5 Kasım 2015 Perşembe

GÜZEL AŞKLAR HALA VAR




Sevgili dostlarım

Sekiz ay zarfında binlerce mesaj aldım sizlerden. Bazılarına bire bir cevap verdim. Bazılarına telefonla cevap verdim, bazılarına ise toplu cevap vermek zorunda kaldım. Bu arada bu mesajların büyük bir çoğunluğu bayan okuyucularımdan geliyordu.

Mesajların çok büyük bir bölümünde Yasemin ile olan birlikteliğimizin adeta bir efsane olduğu, artık dünyamızda böyle aşkların kalmadığı, bizim aşkımızın bir aşk masalı olduğu vurgulanıyor hatta böyle aşkların sadece filmlerde kaldığı yazıyordu.

Güzel dostlarım benim, böyle aşklar var. Her yerde var. Onlarca, yüzlerce, binlerce, on binlerce, hatta milyonlarca var. Allah neden hala kıyameti koparmadı sanıyorsunuz? İşte bu güzel insanlar, onların birbirine karşı, dünyaya, yaratana karşı sergiledikleri sevgi saygı ve duruşları yüzünden. İşte hala bu güzel insanlar olduğu için Allah dünyayı yok etmeye kıyamıyor, inanın bana. Bu gün hala hayattaysak ve dünya hala yerinde duruyorsa, kıyamet kopmadıysa bunu işte o insanlara borçluyuz.

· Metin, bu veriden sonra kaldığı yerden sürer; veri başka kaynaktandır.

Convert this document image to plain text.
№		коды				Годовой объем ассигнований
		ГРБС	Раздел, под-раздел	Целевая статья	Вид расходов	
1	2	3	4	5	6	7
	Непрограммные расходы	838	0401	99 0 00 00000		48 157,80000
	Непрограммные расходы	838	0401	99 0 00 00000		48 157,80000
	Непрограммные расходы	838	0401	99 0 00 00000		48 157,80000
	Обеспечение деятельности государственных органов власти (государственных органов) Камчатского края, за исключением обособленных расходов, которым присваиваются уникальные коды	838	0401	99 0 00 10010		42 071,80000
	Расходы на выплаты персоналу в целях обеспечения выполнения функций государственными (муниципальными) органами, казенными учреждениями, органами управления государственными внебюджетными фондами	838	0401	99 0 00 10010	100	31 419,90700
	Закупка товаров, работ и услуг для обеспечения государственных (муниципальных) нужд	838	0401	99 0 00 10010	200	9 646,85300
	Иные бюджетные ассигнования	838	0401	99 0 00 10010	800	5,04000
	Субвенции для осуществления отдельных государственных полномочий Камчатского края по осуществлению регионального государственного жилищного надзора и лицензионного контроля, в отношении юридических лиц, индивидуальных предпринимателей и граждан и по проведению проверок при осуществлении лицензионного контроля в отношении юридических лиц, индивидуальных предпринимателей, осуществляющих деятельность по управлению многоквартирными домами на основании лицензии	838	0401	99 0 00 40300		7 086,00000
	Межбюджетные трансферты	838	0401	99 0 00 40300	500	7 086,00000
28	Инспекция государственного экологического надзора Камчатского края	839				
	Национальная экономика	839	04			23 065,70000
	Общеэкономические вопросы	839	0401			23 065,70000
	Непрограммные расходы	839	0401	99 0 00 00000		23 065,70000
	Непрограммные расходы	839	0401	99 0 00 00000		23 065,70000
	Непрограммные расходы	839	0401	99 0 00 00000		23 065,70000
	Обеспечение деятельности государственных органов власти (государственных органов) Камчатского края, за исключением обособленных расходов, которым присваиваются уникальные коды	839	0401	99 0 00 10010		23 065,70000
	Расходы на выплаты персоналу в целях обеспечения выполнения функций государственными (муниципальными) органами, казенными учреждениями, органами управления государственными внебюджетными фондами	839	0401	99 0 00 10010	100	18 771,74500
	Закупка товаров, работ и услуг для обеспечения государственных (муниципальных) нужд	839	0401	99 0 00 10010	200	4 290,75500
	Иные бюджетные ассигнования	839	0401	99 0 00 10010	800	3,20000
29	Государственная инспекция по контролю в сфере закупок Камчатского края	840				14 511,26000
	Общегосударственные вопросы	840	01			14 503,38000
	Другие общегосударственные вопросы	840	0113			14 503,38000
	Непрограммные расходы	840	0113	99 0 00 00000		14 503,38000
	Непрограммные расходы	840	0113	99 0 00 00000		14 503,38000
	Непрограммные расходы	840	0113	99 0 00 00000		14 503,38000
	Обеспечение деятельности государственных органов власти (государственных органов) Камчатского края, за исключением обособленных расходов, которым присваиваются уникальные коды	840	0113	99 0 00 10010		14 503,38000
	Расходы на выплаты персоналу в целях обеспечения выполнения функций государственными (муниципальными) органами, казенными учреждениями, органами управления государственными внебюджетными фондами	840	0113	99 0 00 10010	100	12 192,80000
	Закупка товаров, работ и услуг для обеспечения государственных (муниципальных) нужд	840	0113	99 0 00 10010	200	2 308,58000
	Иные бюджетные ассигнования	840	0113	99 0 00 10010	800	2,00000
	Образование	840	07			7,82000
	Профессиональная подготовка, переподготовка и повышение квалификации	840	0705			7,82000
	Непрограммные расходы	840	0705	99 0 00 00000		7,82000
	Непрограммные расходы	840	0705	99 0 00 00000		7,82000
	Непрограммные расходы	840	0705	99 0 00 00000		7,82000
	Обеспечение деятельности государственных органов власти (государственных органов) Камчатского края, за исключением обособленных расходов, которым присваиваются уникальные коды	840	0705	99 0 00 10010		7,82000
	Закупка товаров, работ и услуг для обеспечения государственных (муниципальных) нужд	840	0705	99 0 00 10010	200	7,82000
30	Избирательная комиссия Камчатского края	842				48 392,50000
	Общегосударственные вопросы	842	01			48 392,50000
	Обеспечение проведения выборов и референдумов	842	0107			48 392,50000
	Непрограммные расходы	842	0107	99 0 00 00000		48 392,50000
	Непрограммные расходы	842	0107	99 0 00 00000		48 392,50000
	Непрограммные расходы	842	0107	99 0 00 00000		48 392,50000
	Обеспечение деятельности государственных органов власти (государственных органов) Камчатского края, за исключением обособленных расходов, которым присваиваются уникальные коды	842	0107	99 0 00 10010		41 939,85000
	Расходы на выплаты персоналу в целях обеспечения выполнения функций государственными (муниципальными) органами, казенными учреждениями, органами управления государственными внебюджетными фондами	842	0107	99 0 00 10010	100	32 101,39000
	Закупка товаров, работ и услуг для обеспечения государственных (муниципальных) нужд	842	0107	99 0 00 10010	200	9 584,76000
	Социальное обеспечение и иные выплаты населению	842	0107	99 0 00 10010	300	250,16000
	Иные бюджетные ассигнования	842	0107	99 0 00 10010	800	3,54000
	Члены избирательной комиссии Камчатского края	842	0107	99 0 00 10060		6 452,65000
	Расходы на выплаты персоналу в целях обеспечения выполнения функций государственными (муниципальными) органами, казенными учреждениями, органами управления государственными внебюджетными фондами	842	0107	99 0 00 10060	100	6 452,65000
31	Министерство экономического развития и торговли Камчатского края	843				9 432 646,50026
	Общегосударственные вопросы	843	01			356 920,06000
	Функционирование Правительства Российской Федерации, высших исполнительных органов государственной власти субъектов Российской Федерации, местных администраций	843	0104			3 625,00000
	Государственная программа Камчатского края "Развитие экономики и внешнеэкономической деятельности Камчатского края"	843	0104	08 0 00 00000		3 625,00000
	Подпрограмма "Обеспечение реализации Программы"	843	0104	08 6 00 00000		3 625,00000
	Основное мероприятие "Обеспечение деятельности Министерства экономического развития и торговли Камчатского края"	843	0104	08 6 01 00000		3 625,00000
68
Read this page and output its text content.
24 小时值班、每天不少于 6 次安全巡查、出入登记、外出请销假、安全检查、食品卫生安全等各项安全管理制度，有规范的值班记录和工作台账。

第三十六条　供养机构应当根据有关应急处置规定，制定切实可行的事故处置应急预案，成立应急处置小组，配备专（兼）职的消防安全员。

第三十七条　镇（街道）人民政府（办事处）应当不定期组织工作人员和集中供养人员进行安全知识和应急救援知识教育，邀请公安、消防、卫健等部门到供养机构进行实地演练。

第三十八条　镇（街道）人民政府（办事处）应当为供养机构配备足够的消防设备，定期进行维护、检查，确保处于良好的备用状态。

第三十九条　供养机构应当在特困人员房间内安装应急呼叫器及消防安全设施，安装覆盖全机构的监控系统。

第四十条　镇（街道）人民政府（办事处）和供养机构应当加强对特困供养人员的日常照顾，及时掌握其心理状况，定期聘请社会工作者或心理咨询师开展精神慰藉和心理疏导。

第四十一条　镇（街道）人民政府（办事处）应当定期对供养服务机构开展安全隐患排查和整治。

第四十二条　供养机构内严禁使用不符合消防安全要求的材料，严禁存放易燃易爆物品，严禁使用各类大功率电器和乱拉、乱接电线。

Asırlardır insanlar vahşete, negatifliğe ve kötü olaylara odaklandırıldılar. Dünyanın her ülkesinde bu sistem uygulandı asırlardır ve yerleştirildi. Çünkü güzel, iç açıcı olaylar maalesef ilgi çekmiyor. Mesela muhteşem bir evlilik yapmış çocukları torunları olmuş, namuslu, dürüst bir hayat yaşamış bir çift kimsenin dikkatini çekmiyor ama bunlardan biri cinnet getirip de ötekini öldürür veya yaralarsa hemen haber oluyor. İşte maalesef dünya böyle çalışıyor.

Eğer kendinizi bu negatif bakış ve odaklamadan kurtarır da etrafınıza başka gözle bakarsanız, bir yığın mutlu, birlikte hayat mücadelesi veren, birbirleri için yaşayan, birbirini hakikaten çok seven insanı fark edersiniz. Bu hakikaten neye odaklandığınıza bağlı. Mesela bu şuna çok benziyor; Yeni bir araba almaya karar veriyorsunuz ve o güne kadar hiç almayı veya kullanmayı düşünmediğiniz bir araba üzerinde karar kılıyorsunuz. Birden etrafınıza baktığınız da binlerce insanın o sizin almaya karar verdiğiniz arabadan kullandığını fark ediyor hayret ediyorsunuz. İşte aynen böyle. Neye odaklandığınıza bağlı.

Şimdi resmimize iyi bakın. Üçümüzün yüzünü de inceleyin. Hiç kötü düşünen veya kötülük gelecek insanlara benziyormuyuz? Yüzü aynasıdır insanın. Üzüntülerini, güzelliklerini, dertlerini, sevinçlerini, hüsranlarını, hayal kırıklıklarını, sevgilerini, hoyratlıklarını, sahtekarlıklarını, caniliklerini, puştluklarını, bencilliklerini, yalancılıklarını hep yüzlerinde taşır insanlar.

Bir çift gören göz bütün bunları görür. Ya sarılır, ya uzak durur. İşte bunu görmeyen, göremeyen veya görmek istemeyen insanları hayat bir karadul örümceği gibi avlar, zevkini çıkarır sonra da posasını çıkarır atar.

Sağımda ki kardeşim Besim, solumdaki tatlı kız da eşi Benay. Allah ağızlarının tadını bozmasın. O kadar mutlu, o kadar iyi anlaşıyorlar ki. Onlar da hayatı birlikte, paylaşarak, mücadele ederek birbirleri için yaşıyorlar. Yaseminle taşıdığımız bayrağı gözü kapalı devredeceğimiz ve gözümüzün katiyetle arkada kalmayacağı bir çift işte. İnanın bana şöyle bir kalp gözünüzle baktığınızda Besim ve Benay çifti gibi birçok büyük aşk yaşayan insanların farkına varacaksınız, inanın bana.

Benim hala ümidim var. Ben hala, her şeye rağmen sonunda dünyayı sevginin kurtaracağına inanıyorum. Siz de inanın.